Załoga JSW przedstawiła w Ministerstwie Aktywów Państwowych swój pomysł na uratowanie spółki
Morskie farmy wiatrowe mogą być kołem zamachowym polskiej gospodarki – to hasło pada praktycznie na wszystkich wydarzeniach poświęconych rozwojowi OZE (odnawialne źródła energii). Z góry jednak wiadomo, że większość zleceń i tak zgarną zagraniczne firmy.
Przeczytaj też: Świat stawia na OZE. Są nowe dane o inwestycjach
Spółki z polskim udziałem na rozwój wiatraków na morzu wydadzą w ciągu nadchodzącej dekady przeszło ponad 100 mld zł. Zarabiać będą na tym dostawcy technologii, którymi w Polsce niestety nie dysponujemy. Krajowe firmy mogą skupić się na podwykonawstwie. Rząd musi jednak zadbać o to, by jak największa część inwestowanych pieniędzy zostawała w kraju. Ten krajowy wkład określa się w branży mianem local content.

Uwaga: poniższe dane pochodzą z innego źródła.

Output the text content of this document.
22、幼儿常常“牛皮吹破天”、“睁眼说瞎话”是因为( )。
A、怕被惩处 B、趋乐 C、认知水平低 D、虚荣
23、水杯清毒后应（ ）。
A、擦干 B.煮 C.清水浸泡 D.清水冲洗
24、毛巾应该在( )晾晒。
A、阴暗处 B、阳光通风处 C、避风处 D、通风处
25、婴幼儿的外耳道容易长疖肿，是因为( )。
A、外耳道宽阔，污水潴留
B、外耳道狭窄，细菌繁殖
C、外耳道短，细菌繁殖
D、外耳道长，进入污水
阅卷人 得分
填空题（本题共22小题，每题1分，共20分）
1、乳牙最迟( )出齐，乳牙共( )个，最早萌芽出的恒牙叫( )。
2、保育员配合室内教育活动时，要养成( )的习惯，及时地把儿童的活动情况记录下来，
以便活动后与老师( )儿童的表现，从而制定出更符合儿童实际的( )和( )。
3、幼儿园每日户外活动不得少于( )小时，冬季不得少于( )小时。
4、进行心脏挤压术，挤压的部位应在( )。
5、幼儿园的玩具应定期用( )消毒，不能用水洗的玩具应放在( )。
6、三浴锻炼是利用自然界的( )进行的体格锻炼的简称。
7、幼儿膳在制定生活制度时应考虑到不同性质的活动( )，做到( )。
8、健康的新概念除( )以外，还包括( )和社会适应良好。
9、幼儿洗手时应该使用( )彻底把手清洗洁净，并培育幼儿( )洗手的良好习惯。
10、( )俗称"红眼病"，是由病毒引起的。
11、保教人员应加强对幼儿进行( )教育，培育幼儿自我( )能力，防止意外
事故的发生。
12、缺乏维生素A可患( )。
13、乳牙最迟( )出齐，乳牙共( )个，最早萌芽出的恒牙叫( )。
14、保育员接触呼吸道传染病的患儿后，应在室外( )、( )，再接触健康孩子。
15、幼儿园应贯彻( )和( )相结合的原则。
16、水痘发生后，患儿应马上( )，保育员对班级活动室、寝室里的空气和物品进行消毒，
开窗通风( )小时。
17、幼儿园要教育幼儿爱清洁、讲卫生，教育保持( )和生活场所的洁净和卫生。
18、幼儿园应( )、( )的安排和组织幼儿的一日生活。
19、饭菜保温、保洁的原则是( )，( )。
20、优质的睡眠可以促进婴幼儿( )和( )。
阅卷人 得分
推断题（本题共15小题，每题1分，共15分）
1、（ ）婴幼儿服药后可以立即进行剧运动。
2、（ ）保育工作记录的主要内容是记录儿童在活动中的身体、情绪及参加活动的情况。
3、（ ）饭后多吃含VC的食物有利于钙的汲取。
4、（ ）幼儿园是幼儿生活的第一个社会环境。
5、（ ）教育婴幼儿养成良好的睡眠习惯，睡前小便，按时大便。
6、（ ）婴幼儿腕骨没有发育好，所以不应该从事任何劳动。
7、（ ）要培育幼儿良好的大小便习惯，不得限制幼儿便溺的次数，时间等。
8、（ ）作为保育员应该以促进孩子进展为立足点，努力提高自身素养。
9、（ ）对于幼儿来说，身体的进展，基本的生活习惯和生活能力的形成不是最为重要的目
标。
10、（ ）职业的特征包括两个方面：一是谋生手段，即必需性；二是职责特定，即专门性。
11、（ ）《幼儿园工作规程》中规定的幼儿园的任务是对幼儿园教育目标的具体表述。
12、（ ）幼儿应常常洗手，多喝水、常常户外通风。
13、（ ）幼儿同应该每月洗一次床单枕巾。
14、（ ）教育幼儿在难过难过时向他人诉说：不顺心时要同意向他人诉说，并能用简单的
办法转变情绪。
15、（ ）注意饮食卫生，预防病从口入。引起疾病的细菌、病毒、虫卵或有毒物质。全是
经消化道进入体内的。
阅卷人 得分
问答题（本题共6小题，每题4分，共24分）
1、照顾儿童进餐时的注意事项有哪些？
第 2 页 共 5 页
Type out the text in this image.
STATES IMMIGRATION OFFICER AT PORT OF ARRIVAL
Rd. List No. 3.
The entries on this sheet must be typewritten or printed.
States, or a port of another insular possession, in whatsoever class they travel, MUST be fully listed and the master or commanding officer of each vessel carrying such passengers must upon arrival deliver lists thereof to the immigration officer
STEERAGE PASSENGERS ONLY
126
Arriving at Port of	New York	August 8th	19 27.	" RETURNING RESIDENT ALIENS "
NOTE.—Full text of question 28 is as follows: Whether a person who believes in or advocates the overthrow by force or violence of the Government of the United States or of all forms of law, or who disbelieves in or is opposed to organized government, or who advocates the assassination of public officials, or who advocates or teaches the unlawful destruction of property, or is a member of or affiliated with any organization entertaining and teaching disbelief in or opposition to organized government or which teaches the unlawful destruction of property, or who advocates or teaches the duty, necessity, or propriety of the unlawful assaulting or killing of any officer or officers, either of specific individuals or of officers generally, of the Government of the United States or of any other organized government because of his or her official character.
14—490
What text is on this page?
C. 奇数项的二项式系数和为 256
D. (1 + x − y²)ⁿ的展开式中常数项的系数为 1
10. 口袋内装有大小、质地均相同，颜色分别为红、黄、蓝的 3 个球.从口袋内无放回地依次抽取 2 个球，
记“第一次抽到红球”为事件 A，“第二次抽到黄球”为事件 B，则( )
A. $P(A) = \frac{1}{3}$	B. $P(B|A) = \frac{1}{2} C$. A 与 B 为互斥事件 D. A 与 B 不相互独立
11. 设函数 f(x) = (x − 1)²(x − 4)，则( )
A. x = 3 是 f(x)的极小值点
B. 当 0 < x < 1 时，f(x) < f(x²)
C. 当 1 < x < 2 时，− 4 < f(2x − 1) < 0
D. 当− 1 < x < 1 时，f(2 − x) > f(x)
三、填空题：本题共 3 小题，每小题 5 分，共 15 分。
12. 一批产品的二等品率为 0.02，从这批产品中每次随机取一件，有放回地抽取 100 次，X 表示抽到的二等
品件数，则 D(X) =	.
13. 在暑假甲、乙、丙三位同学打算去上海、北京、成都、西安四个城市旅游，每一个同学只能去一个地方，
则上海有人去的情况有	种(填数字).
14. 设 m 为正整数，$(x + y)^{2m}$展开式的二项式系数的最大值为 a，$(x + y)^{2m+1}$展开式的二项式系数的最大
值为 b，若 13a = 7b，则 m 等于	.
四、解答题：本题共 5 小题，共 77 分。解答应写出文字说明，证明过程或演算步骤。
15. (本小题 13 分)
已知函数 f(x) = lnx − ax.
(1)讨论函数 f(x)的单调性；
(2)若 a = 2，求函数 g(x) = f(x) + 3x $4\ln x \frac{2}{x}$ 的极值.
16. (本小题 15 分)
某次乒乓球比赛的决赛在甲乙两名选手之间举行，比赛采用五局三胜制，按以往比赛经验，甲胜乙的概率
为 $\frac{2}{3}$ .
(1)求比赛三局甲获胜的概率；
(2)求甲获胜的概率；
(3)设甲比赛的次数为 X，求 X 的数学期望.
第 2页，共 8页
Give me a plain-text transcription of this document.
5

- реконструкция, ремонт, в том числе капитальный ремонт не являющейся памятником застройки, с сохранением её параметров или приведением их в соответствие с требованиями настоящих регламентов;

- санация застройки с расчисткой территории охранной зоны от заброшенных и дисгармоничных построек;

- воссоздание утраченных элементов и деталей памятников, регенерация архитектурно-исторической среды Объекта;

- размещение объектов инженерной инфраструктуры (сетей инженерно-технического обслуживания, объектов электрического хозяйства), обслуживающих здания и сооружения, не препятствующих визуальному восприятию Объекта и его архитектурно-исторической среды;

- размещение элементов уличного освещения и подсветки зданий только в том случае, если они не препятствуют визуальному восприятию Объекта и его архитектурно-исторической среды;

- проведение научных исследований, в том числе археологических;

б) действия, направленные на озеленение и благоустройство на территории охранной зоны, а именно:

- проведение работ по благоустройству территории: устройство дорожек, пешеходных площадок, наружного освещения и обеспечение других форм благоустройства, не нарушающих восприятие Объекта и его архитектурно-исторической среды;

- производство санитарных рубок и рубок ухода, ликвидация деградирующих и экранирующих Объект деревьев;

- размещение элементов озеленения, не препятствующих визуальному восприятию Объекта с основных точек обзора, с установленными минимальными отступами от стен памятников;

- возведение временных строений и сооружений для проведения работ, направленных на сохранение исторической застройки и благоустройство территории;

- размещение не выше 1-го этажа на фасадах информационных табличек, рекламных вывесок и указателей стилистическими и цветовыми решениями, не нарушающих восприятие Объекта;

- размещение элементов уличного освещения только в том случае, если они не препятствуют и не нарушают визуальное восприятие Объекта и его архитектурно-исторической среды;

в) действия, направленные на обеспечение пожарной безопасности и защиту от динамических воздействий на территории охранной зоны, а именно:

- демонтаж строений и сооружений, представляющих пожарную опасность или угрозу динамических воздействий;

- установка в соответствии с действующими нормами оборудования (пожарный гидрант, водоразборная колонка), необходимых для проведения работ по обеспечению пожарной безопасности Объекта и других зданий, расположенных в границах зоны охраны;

Związkowcy JSW liczą, na rozwoju morskich farm wiatrowych skorzysta właśnie ich spółka. W jaki sposób? Dostarczając węgiel koksowy, który jest nieodzowny przy produkcji stali. UE wpisała go niedawno na listę surowców krytycznych.
Problem Polski polega na tym, że nie ma w kraju huty, która dostarczałaby stal o parametrach odpowiednich dla morskiej energetyki wiatrowej. Takie moce produkcyjne są w Niemczech. Jednak JSW, która jest największym producentem węgla koksowego w Europie, mogłaby dostarczać do Niemiec surowiec.
– Ostatnie miesiące były i nadal są dla JSW bardzo trudne. Dlatego przy okazji rozmów z wicepremierem Jackiem Sasinem o możliwości wsparcia z PFR przedstawiliśmy też swój pomysł na przyszłe kontrakty na sprzedaż. Nie wystarczy tylko zacisnąć pasa teraz, ale też trzeba myśleć, jak JSW będzie działać dalej – mówi Paweł Kołodziej, przewodniczący Federacji Związku Zawodowego Górników Jastrzębskiej Spółki Węglowej.
– Widzimy, jak szybko rozwija się zielona energia i farmy wiatrowe. Coraz więcej mówi się o morskich wiatrakach. Stąd nasz pomysł, że jeśli stal ma być dostarczana przez niemieckie huty, to musi być robiona z polskiego węgla koksowego, z JSW. Inaczej będzie to niemiecki produkt wykonany z surowca importowanego nierzadko spoza UE – mówi Paweł Kołodziej.
Podobnie jak inni moi rozmówcy zwraca uwagę, że w czasie „zielonej odbudowy” po koronawirusie wszystkie unijne rządy starają się wspierać lokalnych dostawców.
Przeczytaj też: PGE określiła, kiedy chce być gotowa do budowy pierwszej farmy offshore
– Chcielibyśmy, by i w Polsce inwestycje w farmy wiatrowe na morzu budowały w jak największym stopniu krajowy PKB, a nie napędziły biznes firm w innych krajach. Chcemy gwarancji, że to tego nie dojdzie. Chcemy, żeby rząd dał przynajmniej gwarancję, że JSW będzie miała zapewniony odbiór węgla – podsumowuje przedstawiciel załogi JSW.